Short answer
For Photo Library backup, AmberTime does not add a compression or conversion step. It asks iOS for the original resources and writes those resources to the selected USB drive or external SSD, preserving metadata that is part of those originals.
When this is useful
Metadata matters when an archive needs to be searchable, sortable, or useful years later. Capture date, location, camera details, and other EXIF fields can help reconstruct trips, shoots, client work, and family timelines.
AmberTime is designed for users who want original files, not compressed previews.

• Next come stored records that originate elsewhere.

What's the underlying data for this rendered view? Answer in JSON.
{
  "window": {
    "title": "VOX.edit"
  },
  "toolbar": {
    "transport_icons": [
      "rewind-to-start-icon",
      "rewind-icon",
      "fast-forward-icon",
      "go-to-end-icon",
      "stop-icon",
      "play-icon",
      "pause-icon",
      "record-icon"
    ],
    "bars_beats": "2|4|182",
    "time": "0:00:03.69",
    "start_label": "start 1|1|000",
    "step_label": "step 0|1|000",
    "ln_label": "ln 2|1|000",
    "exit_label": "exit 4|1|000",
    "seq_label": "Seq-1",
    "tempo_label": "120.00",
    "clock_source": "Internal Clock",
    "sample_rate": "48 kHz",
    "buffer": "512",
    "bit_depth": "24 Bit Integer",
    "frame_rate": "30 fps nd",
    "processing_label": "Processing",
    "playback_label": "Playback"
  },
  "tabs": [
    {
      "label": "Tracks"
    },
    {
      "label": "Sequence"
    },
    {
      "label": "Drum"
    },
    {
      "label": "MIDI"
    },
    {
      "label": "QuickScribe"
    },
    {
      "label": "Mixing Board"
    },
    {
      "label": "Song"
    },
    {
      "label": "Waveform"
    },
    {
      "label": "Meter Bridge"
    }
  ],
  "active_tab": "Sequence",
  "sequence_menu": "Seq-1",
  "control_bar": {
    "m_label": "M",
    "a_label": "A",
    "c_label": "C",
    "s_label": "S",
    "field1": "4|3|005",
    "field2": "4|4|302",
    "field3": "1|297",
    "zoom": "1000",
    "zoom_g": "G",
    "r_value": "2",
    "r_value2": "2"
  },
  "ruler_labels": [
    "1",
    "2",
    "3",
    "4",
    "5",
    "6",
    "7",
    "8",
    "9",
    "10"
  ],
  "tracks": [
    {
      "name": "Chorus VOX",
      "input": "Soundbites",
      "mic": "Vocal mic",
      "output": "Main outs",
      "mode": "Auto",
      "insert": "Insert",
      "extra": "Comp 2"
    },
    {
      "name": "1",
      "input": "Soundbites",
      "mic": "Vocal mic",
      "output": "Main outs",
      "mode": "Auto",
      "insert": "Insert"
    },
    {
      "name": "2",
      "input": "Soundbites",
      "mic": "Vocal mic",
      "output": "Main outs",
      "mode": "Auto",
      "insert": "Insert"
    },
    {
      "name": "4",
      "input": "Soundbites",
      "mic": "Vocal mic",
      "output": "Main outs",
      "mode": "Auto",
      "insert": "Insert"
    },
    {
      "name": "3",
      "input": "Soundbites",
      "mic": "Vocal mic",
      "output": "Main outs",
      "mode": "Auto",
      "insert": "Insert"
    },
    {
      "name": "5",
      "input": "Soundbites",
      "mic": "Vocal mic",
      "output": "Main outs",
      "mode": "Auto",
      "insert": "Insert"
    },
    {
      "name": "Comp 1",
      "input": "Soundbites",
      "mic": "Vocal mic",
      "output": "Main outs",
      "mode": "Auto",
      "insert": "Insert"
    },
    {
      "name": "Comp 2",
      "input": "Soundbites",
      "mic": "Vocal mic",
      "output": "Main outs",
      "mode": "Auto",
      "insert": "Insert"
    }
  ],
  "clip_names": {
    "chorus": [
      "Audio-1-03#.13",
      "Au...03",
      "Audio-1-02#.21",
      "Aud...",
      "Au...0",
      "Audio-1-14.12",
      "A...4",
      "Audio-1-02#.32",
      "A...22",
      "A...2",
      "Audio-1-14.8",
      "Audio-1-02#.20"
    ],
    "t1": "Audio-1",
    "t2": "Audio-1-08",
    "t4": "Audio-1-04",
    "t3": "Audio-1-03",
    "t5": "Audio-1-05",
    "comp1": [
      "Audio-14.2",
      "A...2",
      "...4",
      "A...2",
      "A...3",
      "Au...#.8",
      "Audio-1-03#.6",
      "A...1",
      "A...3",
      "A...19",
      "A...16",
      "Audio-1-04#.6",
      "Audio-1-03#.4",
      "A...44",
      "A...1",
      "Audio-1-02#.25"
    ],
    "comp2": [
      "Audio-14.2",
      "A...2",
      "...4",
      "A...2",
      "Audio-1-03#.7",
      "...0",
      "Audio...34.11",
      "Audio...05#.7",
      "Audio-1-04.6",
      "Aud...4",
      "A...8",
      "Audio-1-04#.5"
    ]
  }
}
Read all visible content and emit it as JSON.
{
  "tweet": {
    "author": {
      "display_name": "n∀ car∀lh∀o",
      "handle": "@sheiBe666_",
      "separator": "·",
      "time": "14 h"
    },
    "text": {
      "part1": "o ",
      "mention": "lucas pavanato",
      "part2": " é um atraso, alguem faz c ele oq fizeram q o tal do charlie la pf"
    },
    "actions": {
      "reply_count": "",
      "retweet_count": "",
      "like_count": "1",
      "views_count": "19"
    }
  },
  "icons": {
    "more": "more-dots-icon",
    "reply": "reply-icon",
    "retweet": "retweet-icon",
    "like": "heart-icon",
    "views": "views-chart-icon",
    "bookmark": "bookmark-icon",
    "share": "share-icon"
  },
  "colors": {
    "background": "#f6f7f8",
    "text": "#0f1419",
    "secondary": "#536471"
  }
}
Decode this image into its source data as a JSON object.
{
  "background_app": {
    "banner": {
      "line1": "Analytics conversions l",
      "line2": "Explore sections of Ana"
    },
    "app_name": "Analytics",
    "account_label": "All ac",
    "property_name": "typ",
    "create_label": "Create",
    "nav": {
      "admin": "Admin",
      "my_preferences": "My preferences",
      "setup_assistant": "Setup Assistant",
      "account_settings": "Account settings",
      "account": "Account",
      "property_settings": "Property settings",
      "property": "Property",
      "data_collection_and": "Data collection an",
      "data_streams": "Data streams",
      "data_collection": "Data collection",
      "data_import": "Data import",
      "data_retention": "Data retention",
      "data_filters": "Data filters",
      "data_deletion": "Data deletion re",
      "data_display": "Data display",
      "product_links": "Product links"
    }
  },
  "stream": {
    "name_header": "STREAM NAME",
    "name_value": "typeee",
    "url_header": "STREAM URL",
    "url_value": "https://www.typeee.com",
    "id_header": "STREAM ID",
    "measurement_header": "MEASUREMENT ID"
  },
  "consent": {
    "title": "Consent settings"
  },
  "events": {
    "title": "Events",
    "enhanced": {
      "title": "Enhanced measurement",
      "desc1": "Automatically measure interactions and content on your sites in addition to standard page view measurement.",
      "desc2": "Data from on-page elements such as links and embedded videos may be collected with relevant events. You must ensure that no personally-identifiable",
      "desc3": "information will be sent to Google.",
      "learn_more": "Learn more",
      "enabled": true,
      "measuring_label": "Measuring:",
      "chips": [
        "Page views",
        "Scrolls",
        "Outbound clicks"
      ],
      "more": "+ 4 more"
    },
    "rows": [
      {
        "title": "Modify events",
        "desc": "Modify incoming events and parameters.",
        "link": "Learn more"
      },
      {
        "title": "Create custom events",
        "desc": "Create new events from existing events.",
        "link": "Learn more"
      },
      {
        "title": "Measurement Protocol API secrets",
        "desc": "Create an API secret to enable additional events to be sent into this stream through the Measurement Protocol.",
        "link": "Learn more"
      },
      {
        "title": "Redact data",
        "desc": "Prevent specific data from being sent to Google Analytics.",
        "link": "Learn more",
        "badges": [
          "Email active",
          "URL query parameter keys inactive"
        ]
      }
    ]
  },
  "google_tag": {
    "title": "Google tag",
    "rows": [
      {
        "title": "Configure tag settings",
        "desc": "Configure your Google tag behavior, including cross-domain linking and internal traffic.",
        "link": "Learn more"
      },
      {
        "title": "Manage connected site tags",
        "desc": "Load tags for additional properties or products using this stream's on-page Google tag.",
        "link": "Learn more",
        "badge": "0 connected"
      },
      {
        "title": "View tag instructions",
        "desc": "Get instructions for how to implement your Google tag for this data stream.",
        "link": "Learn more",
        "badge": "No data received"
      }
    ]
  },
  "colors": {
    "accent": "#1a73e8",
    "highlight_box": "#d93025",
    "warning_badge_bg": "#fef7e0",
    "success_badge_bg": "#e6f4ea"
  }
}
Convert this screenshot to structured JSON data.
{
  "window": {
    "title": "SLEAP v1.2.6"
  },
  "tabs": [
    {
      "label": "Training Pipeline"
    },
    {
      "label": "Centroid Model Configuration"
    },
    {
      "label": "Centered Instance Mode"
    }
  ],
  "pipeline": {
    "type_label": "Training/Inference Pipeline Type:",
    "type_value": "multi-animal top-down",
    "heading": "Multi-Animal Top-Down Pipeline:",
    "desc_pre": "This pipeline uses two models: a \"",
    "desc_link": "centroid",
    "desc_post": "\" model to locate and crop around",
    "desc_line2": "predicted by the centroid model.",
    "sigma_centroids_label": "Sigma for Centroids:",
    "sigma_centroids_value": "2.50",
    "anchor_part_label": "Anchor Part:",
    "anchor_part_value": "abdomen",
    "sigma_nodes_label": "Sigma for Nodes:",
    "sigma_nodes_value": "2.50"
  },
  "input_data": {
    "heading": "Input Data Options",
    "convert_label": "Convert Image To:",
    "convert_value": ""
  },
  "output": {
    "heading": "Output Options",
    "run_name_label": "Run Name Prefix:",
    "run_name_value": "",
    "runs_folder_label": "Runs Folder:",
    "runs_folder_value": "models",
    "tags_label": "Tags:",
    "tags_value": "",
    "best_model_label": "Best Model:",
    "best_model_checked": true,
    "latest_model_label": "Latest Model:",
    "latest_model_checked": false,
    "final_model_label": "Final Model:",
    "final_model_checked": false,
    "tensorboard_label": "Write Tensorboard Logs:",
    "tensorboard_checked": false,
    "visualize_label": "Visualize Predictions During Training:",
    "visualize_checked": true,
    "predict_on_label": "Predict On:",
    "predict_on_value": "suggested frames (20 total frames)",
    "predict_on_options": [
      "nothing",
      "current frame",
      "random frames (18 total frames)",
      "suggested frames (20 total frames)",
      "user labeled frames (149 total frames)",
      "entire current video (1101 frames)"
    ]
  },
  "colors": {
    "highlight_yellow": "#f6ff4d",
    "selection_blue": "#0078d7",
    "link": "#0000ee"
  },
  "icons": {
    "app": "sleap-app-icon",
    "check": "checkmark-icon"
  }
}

It can also preserve album context through a small archive index, so backed-up photos can be browsed by album inside AmberTime even though the files remain readable as ordinary folders.
What AmberTime does
- Writes original PhotoKit resources where iOS exposes them.
- Preserves capture timestamps, GPS coordinates, EXIF, and related metadata where available.
- Stores originals in regular folders that computers can read.
- Maintains an album index for archive browsing inside AmberTime.
- Does not upload user files to AmberTime servers.
Things to know
Metadata preservation depends on the resources iOS makes available. If an original is only in iCloud, AmberTime may need to download it from Apple before writing the original locally to the drive.
Some metadata display behavior can vary by the computer or app used to inspect the files later. The backup files themselves are written as regular media resources rather than an AmberTime-only package.